JurnalPatroliNews – Jakarta – Kebijakan dagang Presiden Amerika Serikat Donald Trump yang menerapkan tarif balasan sebesar 32 persen terhadap Indonesia dinilai berpotensi mengubah arah orientasi ekonomi Indonesia secara signifikan.
Pakar hubungan internasional dari Universitas Padjadjaran sekaligus President University, Teuku Rezasyah, menilai langkah proteksionis yang diambil oleh Trump dapat menggeser persepsi Indonesia terhadap AS sebagai mitra ideal dalam hal ekonomi maupun demokrasi.

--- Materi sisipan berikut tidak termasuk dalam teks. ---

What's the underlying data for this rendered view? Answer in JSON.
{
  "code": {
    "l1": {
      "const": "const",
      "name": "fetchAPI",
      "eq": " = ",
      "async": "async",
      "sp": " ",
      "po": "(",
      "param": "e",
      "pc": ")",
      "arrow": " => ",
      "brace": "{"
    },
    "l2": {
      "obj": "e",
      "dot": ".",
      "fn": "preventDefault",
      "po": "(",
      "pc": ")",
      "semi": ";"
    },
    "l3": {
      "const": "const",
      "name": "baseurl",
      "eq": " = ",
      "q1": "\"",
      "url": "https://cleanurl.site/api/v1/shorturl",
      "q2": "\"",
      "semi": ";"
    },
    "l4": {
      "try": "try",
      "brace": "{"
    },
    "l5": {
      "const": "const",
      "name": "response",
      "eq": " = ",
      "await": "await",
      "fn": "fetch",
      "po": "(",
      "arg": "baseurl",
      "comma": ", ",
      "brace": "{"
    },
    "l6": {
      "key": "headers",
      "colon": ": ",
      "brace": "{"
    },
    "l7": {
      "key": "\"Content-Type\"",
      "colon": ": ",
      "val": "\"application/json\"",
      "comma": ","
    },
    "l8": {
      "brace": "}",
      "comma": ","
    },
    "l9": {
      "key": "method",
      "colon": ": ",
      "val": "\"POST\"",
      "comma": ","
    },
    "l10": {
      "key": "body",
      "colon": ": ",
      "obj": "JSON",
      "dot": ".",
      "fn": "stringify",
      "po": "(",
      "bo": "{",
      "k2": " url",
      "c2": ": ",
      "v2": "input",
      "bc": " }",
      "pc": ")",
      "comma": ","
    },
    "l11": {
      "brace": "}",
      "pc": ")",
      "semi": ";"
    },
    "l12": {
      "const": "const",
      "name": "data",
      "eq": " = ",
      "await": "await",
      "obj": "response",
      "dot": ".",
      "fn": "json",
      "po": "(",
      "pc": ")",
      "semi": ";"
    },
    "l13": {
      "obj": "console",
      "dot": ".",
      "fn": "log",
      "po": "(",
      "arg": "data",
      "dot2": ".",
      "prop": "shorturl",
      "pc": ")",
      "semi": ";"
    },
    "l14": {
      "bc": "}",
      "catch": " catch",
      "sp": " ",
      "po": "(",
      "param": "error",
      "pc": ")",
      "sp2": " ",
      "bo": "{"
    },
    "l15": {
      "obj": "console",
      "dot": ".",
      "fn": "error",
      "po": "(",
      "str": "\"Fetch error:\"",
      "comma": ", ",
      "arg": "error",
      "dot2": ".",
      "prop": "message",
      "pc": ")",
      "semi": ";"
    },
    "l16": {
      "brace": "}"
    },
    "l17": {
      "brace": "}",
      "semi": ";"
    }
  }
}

“Kebijakan ini membuat citra Amerika Serikat sebagai model demokrasi dan ekonomi mulai dipertanyakan oleh pemerintah Indonesia,” ujar Reza, Jumat, 4 April 2025.
Meski belum ada reaksi resmi dari pemerintah Indonesia, sinyal kekhawatiran mulai tampak dari berbagai elemen penting seperti kementerian, institusi negara, hingga para pelaku bisnis. Mereka mencemaskan dampak tarif tinggi terhadap produk ekspor dan investasi dari dan ke Amerika Serikat.
“Kekhawatiran mulai bermunculan terkait bagaimana Indonesia sebaiknya memperlakukan barang, jasa, serta investasi asal AS ke depan,” ungkap Reza lebih lanjut.
Tak hanya memengaruhi arus masuk barang AS ke Indonesia, kebijakan Trump juga dipandang membahayakan posisi ekspor Indonesia di pasar Amerika. Potensi pemberlakuan sanksi ekonomi tambahan pun turut menekan daya saing produk nasional.
“Produk kita bisa kehilangan daya saing. Trump bisa saja melancarkan sanksi ekonomi, secara langsung maupun terselubung, yang imbasnya besar,” ujarnya.
Dalam menghadapi situasi ini, Reza menekankan pentingnya konsolidasi nasional. Menurutnya, pemerintah perlu merangkul semua pemangku kepentingan — mulai dari kementerian hingga media — dalam satu strategi yang solid.
“Perlu ada kesatuan pandangan lintas sektor agar Indonesia tidak gegabah dan bisa menyikapi langkah Trump dengan strategi yang terkoordinasi,” imbuhnya.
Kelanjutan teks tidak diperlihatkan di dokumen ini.